Antibiotici in Europa: una questione di sicurezza nazionale per gli Stati Membri dell’Unione

La fragilità delle catene di approvvigionamento e la forte dipendenza dall’Asia mettono a rischio sistemi sanitari e sicurezza nazionale.
Con l’ultima grande rete di produzione di penicilline pienamente integrata in Europa, Sandoz propone misure concrete per rafforzare l’autonomia produttiva, la sicurezza dell’approvvigionamento e l’accesso alle cure.

Milano, 4 maggio 2026 – La sicurezza europea passa anche dal garantire la disponibilità di antibiotici, farmaci essenziali per la tenuta dei sistemi sanitari e per la capacità di risposta alle emergenze. Un ambito strategico che oggi mostra crescenti vulnerabilità.

“Parlare oggi di antibiotici significa affrontare un tema di sicurezza nazionale. Sono farmaci salvavita, prerequisito essenziale della medicina moderna. La loro disponibilità è una condizione imprescindibile per l’operatività del sistema ospedaliero, per la prontezza nella risposta alle emergenze e per la resilienza strutturale del Servizio Sanitario. In questo contesto, l’Europa – e l’Italia in particolare – non possono più permettersi una dipendenza strutturale da catene di fornitura lunghe e vulnerabili” ha dichiarato Francesca Romana Ramundo, Amministratore Delegato di Sandoz SpA.

È questo il messaggio che emerge dal documento “La resilienza europea degli antibiotici come priorità di sicurezza nazionale”, promosso da Sandoz SpA, filiale italiana della multinazionale elvetica leader nei farmaci a brevetto scaduto, equivalenti e biosimiliari, che richiama l’attenzione delle istituzioni sulla necessità urgente di rafforzare l’autonomia produttiva europea in uno dei segmenti più critici per la salute pubblica.

“Sandoz è oggi l’unico produttore rimasto nell’Unione Europea con una capacità industriale integrata.
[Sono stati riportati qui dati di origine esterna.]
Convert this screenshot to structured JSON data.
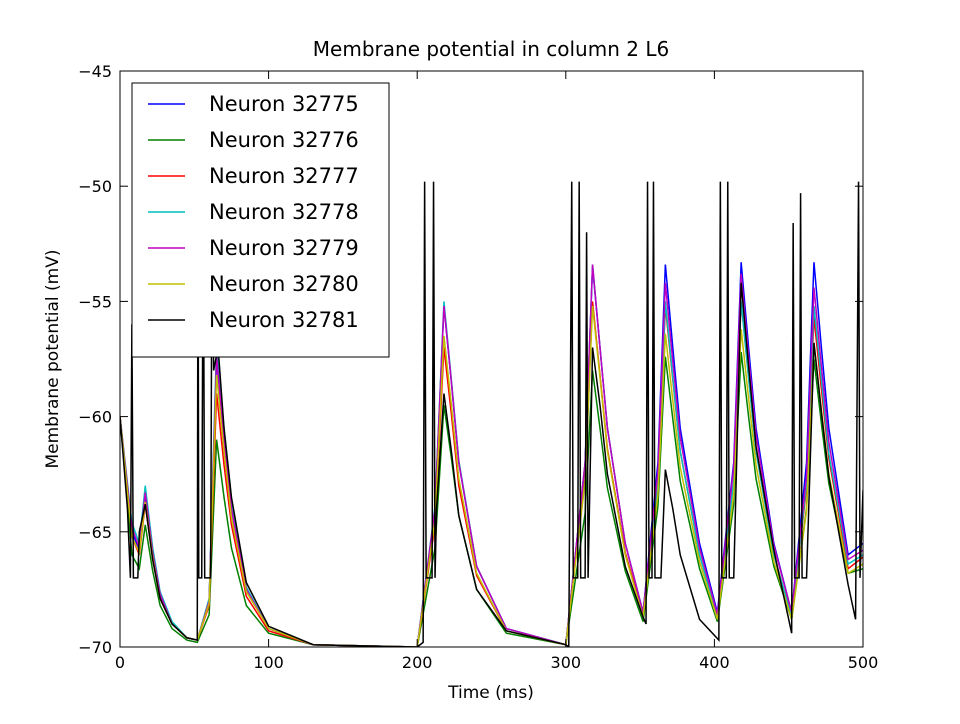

È questa una competenza strategica che può contribuire in modo concreto al rafforzamento della sicurezza e della continuità dell’approvvigionamento di antibiotici in Europa. In ultima analisi, mettere in sicurezza la filiera europea degli antibiotici significa proteggere e tutelare ciò che conta di più e cioè la capacità di curare, oggi come domani” conclude Ramundo.

In un contesto globale segnato da crescenti tensioni geopolitiche e da una competizione industriale sempre più accesa, l’Europa presenta una criticità rilevante nel settore degli antibiotici, legata alla forte dipendenza da catene di fornitura extraeuropee, con un livello di esposizione che può compromettere la continuità terapeutica e la capacità di risposta in situazioni di emergenza.

Attualmente, il 60–80% dell’approvvigionamento europeo di principi attivi proviene dall’Asia, e l’80–90% della produzione globale di antibiotici è concentrata in Cina. Un’interruzione delle forniture – per crisi geopolitiche, tensioni commerciali o shock produttivi – potrebbe avere effetti immediati sulla capacità operativa e sulla resilienza dei sistemi sanitari europei.

In questa prospettiva, il documento delinea una visione nella quale l’Italia può contribuire in modo significativo alla definizione di una strategia europea sulla sicurezza degli antibiotici, affrontando in modo strutturato le vulnerabilità della filiera, rafforzando la capacità produttiva interna e, al tempo stesso, tutelando le infrastrutture industriali strategiche.

Su queste basi, il documento ha già contribuito ad avviare un proficuo confronto con i principali interlocutori istituzionali del nostro Paese, a partire dal Dipartimento per gli Affari Europei della Presidenza del Consiglio, Ministero degli Affari Esteri e della Cooperazione Internazionale, Ministero delle Imprese e del Made in Italy, alle componenti di Camera e Senato, oltre ai principali rappresentanti del settore sul territorio, quali farmacisti ed esperti di logistica healthcare.

Un confronto che riflette una consapevolezza condivisa: rafforzare la sicurezza dell’approvvigionamento degli antibiotici è un fattore essenziale di resilienza per il sistema sanitario e industriale nazionale.